A RADAR-Based Assay to Isolate Covalent DNA Complexes in Bacteria

Abstract

Quinolone antibacterials target the type II topoisomerases gyrase and topoisomerase IV and kill bacterial cells by converting these essential enzymes into cellular poisons. Although much is known regarding the interactions between these drugs and enzymes in purified systems, much less is known regarding their interactions in the cellular context due to the lack of a widely accessible assay that does not require expensive, specialized equipment. Thus, we developed an assay, based on the "rapid approach to DNA adduct recovery," or RADAR, assay that is used with cultured human cells, to measure cleavage complex levels induced by treating bacterial cultures with the quinolone ciprofloxacin. Many chemical and mechanical lysis conditions and DNA precipitation conditions were tested, and the method involving sonication in denaturing conditions followed by precipitation of DNA via addition of a half volume of ethanol provided the most consistent results. This assay can be used to complement results obtained with purified enzymes to expand our understanding of quinolone mechanism of action and to test the activity of newly developed topoisomerase-targeted compounds. In addition, the bacterial RADAR assay can be used in other contexts, as any proteins covalently complexed to DNA should be trapped on and isolated with the DNA, allowing them to then be quantified.
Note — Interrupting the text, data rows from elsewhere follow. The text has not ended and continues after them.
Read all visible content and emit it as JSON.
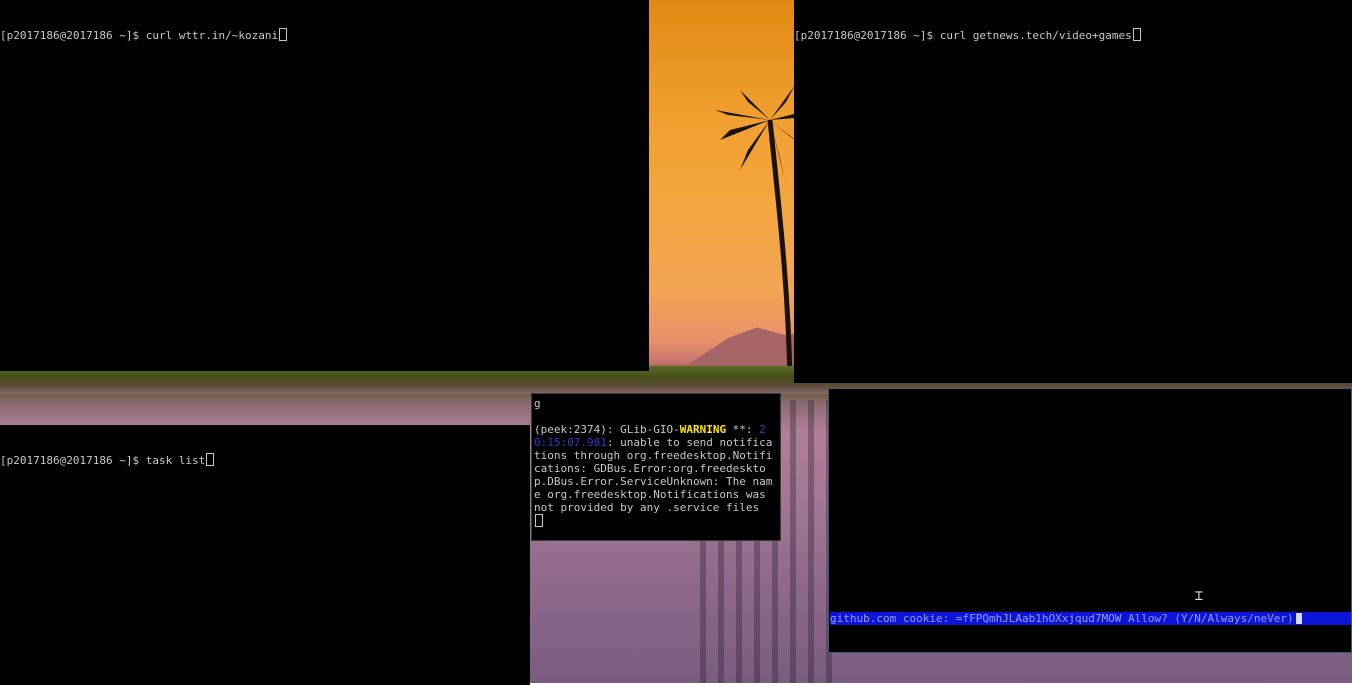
{
  "terminals": {
    "top_left": {
      "prompt": "[p2017186@2017186 ~]$ curl wttr.in/~kozani"
    },
    "top_right": {
      "prompt": "[p2017186@2017186 ~]$ curl getnews.tech/video+games"
    },
    "bottom_left": {
      "prompt": "[p2017186@2017186 ~]$ task list"
    },
    "popup": {
      "first_line": "g",
      "msg_prefix": "(peek:2374): GLib-GIO-",
      "warning": "WARNING",
      "msg_mid": " **: ",
      "timestamp": "20:15:07.981",
      "msg_rest": ": unable to send notifications through org.freedesktop.Notifications: GDBus.Error:org.freedesktop.DBus.Error.ServiceUnknown: The name org.freedesktop.Notifications was not provided by any .service files"
    },
    "bottom_right": {
      "prompt_text": "github.com cookie: =fFPQmhJLAab1hOXxjqud7MOW Allow? (Y/N/Always/neVer)"
    }
  },
  "colors": {
    "terminal_bg": "#000000",
    "warning": "#ffe800",
    "timestamp": "#2a3fd0",
    "prompt_highlight": "#0c14d8"
  },
  "icons": [
    "text-cursor-icon",
    "palm-tree-icon"
  ]
}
Keywords: ICE assay; Quinolone; RADAR assay; covalent complex; gyrase; topoisomerase.

Figure 1

Catalytic cycle of type II topoisomerases. Step 1: The enzyme bends the gate-, or G-, segment of DNA in the presence of divalent metal ions (the physiological ion is Mg²⁺). Step 2: The enzyme cleaves and covalently attaches to the newly generated 5’-termini of the G-segment, generating the cleavage complex. Step 3: The enzyme passes the transfer-, or T-, segment of DNA through the cut it generated in the G-segment. Step 4: The enzyme religates the G-segment. Step 5: The T-segment is released from the enzyme. Step 6: The enzyme releases the G-segment and resets for another round of catalysis. Note that ATP hydrolysis is required for the enzyme to complete the catalytic cycle. Modified from Reference [22].

Figure 2

Flow chart outlining methods 19 (on the left branch) and 16 (on the right branch). Equivalent steps are aligned to provide for easier comparison of the similarities and differences in the two protocols.

Figure 3

Immunoblot and quantification of ciprofloxacin-induced topoisomerase IV cleavage complexes trapped in E. coli. (a) Immunoblot comparing methods 16 and 19. Ciprofloxacin concentrations are listed across the top. Three independent experiments of methods 16 and 19 are shown as indicated at the left. In each case, 100 ng of DNA was blotted. To facilitate quantification, 2, 20, 60, and 100 ng of purified E. coli topoisomerase IV subunit A were also blotted. (b) Quantification of method 19 from (a). (c) Quantification of method 16 from (a). For both (b,c), a standard curve was generated from the topoisomerase IV standards and used to determine the ng of topoisomerase IV present in each band. This amount was then scaled to determine the number of ng of topoisomerase IV per µg of DNA. Error bars represent the standard deviation of three independent experiments.

Figure 4

Representative immunoblots of ciprofloxacin-induced type II topoisomerase cleavage complexes trapped in S. aureus using either method 16 or method 19 as indicated at the left. (a) Immunoblot of ciprofloxacin-induced gyrase cleavage complexes. Purified S. aureus gyrase subunit A (1, 20, and 80 ng) was also blotted. (b) Immunoblot of ciprofloxacin-induced topoisomerase IV cleavage complexes. Purified S. aureus topoisomerase IV subunit A (2.5, 10, and 40 ng) was also blotted. For both (a,b), ciprofloxacin concentrations present in each sample are indicated at the top. A total of 100 ng of DNA was blotted in each case.

Figure 5

Ciprofloxacin-induced intracellular cleavage complex formation by gyrase in E. coli as measured using method 19 (a) and method 16 (b). Quantification was carried out as described in Figure 3 using a simultaneously blotted purified E. coli gyrase subunit A standard. In (a), error bars represent the standard error of the mean of two independent experiments. In (b), error bars represent the standard deviation of three independent experiments.